St. Paul's Crashed Ice event was delayed as the cold caused too many cracks and chips.
Red Bull's Crashed Ice extreme skating competition came roaring back to St. Paul for a second run Thursday, but instead of taking out thrill-seekers with its sheer drops, tight turns and 40-mile-per hour speeds, the event itself got sidelined -- by ice.
Crash it did indeed, when frigid temperatures caused the winding ice track, made from 25,000 gallons of water, to crack and chip more than usual. A shootout between U.S. athletes was postponed to late afternoon for track maintenance.
Still, hearty spectators braved conditions to see Mayor Chris Coleman and council members take an early run.
St. Paul native and current Delaware resident Pete Noth and his friend, Marion Ott, watched Coleman's run.
"There's just a great thrill and energy behind it," Noth said of the Crashed Ice event.
Coleman, who wiped out last year, expertly navigated an early portion of the track.
"This is the coolest thing ever," Coleman said. "I wasn't quite as afraid of what I faced" this year.
The event last year drew an estimated 80,000 spectators. Coleman said that many or more could turnout this year. It coincides with the Winter Carnival, which kicks off this week.
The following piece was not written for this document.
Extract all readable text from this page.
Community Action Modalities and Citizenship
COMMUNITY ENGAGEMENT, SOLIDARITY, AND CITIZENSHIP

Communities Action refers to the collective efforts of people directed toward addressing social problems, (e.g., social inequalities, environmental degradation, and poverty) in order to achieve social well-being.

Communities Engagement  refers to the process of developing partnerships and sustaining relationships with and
City officials said the combination will be a boon to St. Paul. Coleman spokesman Joe Campbell estimated that Crashed Ice alone last year brought the city about $20 million, which they expect to match or surpass this year.
After several runs, Coleman, along with council members Melvin Carter III and Chris Tolbert also climbed close to the 48-foot-high starting line, which is about a story and a half taller than last year's track. They also skated a more challenging portion of the 1,300-foot-long track that involved a straight drop of about 3 feet that took out Coleman and Tolbert. Carter successfully maneuvered it.
"No broken bones is a success," Tolbert said.
Team USA coach Charlie Wasley said that the higher starting point will shoot athletes out at 40 mph and that the course is more technical than last year. Thousands of athletes across the country competed to qualify to race in St. Paul.
"You never go that fast on skates," said competitor Sever Lundquist of St. Paul. "It was probably the coolest thing I've ever done."
Minnesotans claimed four spots on the touring national team. Among them is St. Cloud resident Cameron Naasz, who is ranked among the top 64 athletes in the sport worldwide and finished second at a competition in Niagara Falls last month.
"It's an amazing sport," said Naasz, a native of Lakeville who will be competing this weekend. "It's a one-of-a-kind sport."